Alle Dinge dieser Welt sind sinnlos
Und nichts als Keime neuer Leiden.
Kleine Lehren predigen Taten –
Folge nur einer Lehre die groß ist.

aus: Tilopa, „Der Gesang vom Mahamura“

In Tilopas Gesang von Mahamudra (großes Siegel) geht es nur um eines: Alle kleinen Lehren führen fast zwangsläufig in die Irre, da es bei ihnen immer um ein Tun geht und damit um Dualismus. Groß ist eine Lehre, wenn es um die Entwicklung eines einsgerichteten Geistes geht, der vollkommen in der Bewusstheit dieses Augenblicks wurzelt. Der Pfeil in Tilopas Hand will vermutlich genau darauf hindeuten. Osho: „Im Tantra dreht sich alles um die Menschen, um die Bewusstheit, um dich.“

Sigmund Freud sprach in seiner Trieblehre vom Lebens- und vom Todestrieb. Um es kurz zu machen, ich glaube nicht an einen Todestrieb. Ich halte es da mehr mit Wilhelm Reich, der der Auffassung war, dass ein Lebenstrieb, der lange und intensiv genug unterdrückt wurde, umkippt und dann völlig destruktiv wird. Ein lebendiger Fluss, der seiner Lebendigkeit beraubt wurde, indem man ihn durch Kanalisierung beherrschbar und nutzbar macht, ist tot. Hass hat ja noch eine gewisse Lebendigkeit. Wird die Repression von außen weiter getrieben, dann stirbt auch der Hass. Übrig bleiben diese Untoten, die nicht leben und nicht sterben können. Unsere Kultur, die in einem hohen Maße völlig repressiv ist, hat nicht nur hohe Kulturleistungen hervorgebracht, sondern sinnlose Kriege und die Vernichtung der Natur.
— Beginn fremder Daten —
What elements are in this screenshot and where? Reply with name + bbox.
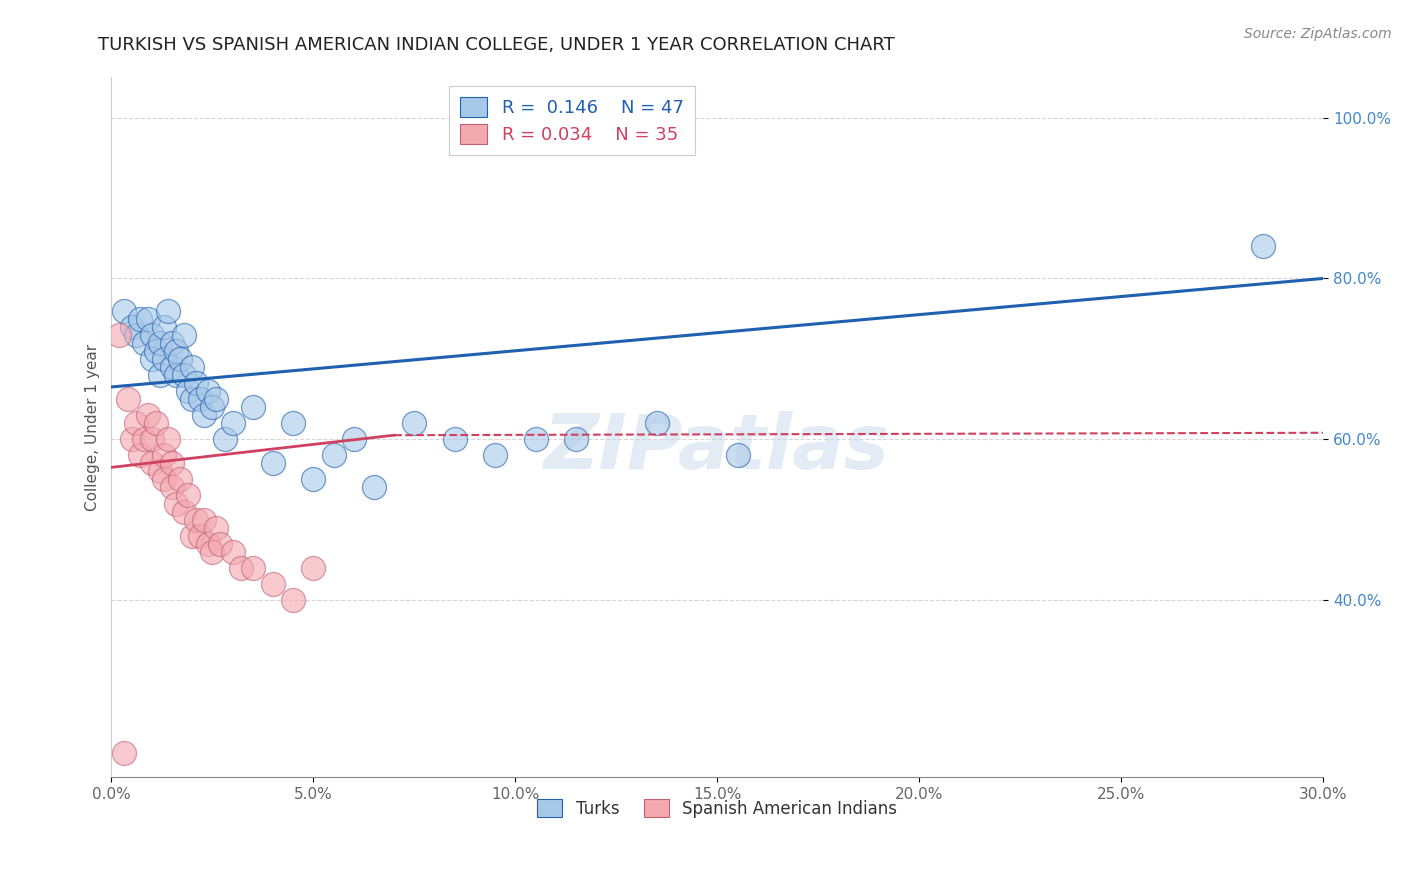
Point <box>112 303 135 318</box>
Point <box>136 311 159 326</box>
Point <box>160 359 183 374</box>
Point <box>153 351 176 366</box>
Point <box>141 351 163 366</box>
Point <box>283 593 305 607</box>
Point <box>136 408 159 422</box>
Point <box>156 303 179 318</box>
Point <box>262 577 284 591</box>
Point <box>197 384 219 398</box>
Point <box>221 416 243 430</box>
Point <box>149 464 172 478</box>
Point <box>181 392 204 406</box>
Point <box>645 416 668 430</box>
Y-axis label: College, Under 1 year: College, Under 1 year <box>86 343 100 511</box>
Point <box>141 432 163 446</box>
Point <box>484 448 506 462</box>
Point <box>186 513 208 527</box>
Point <box>197 537 219 551</box>
Point <box>165 343 187 358</box>
Point <box>363 480 385 494</box>
Point <box>242 561 264 575</box>
Point <box>156 432 179 446</box>
Point <box>153 472 176 486</box>
Point <box>181 359 204 374</box>
Point <box>404 416 426 430</box>
Point <box>214 432 236 446</box>
Point <box>132 335 155 350</box>
Point <box>117 392 139 406</box>
Text: TURKISH VS SPANISH AMERICAN INDIAN COLLEGE, UNDER 1 YEAR CORRELATION CHART: TURKISH VS SPANISH AMERICAN INDIAN COLLE… <box>98 36 896 54</box>
Point <box>181 529 204 543</box>
Point <box>128 448 150 462</box>
Point <box>169 472 191 486</box>
Point <box>186 376 208 390</box>
Point <box>141 456 163 470</box>
Point <box>188 529 211 543</box>
Point <box>160 456 183 470</box>
Point <box>177 488 200 502</box>
Point <box>221 545 243 559</box>
Point <box>262 456 284 470</box>
Point <box>209 537 232 551</box>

Wenn Donald Trump den Saudis für weit mehr als 100 Milliarden Dollar Waffen verkauft, dann kann das nur bedeuten, dass er den Einsatz dieser Waffen gegen Menschen billigend in Kauf nimmt. Es ist der absolute Wahnsinn und von mir aus der Ausdruck des sog. Todestriebs. Dagegen zu protestieren bzw. zu versuchen, diesen Waffendeal zu verhindern, wird im Prinzip wenig verändern, solange sich nicht die Menschen ändern, die diese repressive Kultur hervorgebracht haben. Von Laotse oder Tschuangtse oder anderen könnten sie möglicherweise lernen, wie das geht, mit dem Fluss des Lebens zu fließen und ihn nicht zu regulieren und ihm ihren Eigenwillen aufzuzwingen. Wenn das nicht geschieht, dann wird die Welt weiterhin dem ausgeliefert sein, was Osho so beschreibt: „Du magst von Liebe reden, aber lieben kannst du nicht – im Gegenteil: Du hasst. Du magst von Nächstenliebe reden, aber deine Nächstenliebe kann nichts anderes als ein Deckmantel für deine Wut sein, für deine Habgier, deine Eifersucht. Deine Liebe ist giftig.“ Wie gesagt, das ist nur die Vorstufe für das Absterben des Lebendigen. Wenn sich die Menschheit hier nicht als lernfähig erweist, wird sie gnadenlos untergehen.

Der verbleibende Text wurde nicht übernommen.